High Court awards £2 damages
Posted: 20th March 2017
Getting decisions wrong can have very serious consequences, as one High Court case concerning employee misuse of information underlined.
Two employees, Seddon and Bridgeman, of Marathon Asset Management, had, following a trial, been found to have unlawfully copied and retained confidential information on leaving their jobs. Mr Bridgeman had downloaded thousands of confidential documents onto USB drives and had subsequently lied in an attempt to cover his tracks. The other, Mr Seddon, had facilitated his illicit access by copying files onto a shared drive.
However the files were never actually used after they left employment and a judge found that their employer had failed to establish that it suffered any loss due to their misuse of information or that they made any gain.
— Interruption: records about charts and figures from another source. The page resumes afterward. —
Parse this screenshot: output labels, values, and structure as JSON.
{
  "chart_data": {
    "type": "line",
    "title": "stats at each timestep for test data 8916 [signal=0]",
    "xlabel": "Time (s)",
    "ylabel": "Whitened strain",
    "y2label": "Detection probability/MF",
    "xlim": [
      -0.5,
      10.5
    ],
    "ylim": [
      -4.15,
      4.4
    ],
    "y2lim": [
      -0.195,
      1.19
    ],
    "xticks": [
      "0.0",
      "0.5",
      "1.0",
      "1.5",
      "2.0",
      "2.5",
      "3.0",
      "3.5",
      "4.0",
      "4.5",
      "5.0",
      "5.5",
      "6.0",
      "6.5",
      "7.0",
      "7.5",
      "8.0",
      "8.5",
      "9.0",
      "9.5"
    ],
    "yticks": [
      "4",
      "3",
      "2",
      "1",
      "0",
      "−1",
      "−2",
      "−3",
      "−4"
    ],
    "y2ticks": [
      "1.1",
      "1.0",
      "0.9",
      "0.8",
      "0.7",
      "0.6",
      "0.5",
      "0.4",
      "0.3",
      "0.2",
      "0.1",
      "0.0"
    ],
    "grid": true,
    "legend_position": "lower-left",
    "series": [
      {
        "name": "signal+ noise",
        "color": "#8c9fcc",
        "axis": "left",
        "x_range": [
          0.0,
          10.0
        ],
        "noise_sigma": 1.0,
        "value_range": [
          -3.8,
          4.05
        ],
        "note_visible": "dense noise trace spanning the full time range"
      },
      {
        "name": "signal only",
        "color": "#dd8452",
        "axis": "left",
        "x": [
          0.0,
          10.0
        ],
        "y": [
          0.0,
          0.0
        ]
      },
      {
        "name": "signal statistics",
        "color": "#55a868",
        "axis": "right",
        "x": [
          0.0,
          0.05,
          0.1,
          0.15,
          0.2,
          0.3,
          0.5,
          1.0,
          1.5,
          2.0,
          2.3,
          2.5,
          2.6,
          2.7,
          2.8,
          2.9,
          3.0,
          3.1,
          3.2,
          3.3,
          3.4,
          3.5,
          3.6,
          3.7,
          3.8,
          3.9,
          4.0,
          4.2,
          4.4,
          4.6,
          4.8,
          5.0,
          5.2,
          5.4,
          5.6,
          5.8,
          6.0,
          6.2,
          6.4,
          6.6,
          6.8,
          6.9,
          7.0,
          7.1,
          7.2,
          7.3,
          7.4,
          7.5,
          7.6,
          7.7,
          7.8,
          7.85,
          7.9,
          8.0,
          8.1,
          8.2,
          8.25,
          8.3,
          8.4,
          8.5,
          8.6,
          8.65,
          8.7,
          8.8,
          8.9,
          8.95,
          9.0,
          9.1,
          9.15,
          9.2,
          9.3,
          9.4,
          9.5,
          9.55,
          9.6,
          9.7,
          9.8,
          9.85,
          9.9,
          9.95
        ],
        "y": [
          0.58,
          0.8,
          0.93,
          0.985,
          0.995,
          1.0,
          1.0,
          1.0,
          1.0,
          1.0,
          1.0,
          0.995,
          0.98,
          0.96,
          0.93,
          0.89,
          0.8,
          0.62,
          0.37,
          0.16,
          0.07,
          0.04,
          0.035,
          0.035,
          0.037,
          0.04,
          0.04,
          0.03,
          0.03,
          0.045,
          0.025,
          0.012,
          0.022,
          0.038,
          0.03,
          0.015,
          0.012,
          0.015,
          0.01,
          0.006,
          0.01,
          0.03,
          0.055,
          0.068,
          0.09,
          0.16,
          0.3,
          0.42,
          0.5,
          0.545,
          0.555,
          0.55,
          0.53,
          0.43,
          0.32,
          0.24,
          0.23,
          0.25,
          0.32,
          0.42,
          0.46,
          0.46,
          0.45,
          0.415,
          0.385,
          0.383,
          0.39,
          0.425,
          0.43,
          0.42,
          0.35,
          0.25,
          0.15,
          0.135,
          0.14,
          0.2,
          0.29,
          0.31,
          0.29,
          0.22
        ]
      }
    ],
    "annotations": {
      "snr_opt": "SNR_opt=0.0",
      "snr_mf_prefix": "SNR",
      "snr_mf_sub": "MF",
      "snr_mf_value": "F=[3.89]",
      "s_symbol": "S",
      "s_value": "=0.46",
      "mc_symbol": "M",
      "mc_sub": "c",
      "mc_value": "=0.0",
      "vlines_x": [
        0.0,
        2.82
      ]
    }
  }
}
The employer was thus awarded only nominal damages and entered in judgment for Marathon against the two employees in the sum of £1 in each case. In those circumstances, an issue arose as to who should have to pay the substantial legal costs of the case.
The Court noted that, in a commercial case, an award of nominal damages counts as a defeat. Despite his initial lies, the employee who was most heavily involved had admitted wrongdoing early on in the proceedings, although the other had contested liability. Shortly before judgment was given, they had jointly made a formal offer to settle the claim for £1.5 million. That offer was not accepted by the employer and, in the circumstances, it was ordered to pay the lion’s share of legal costs.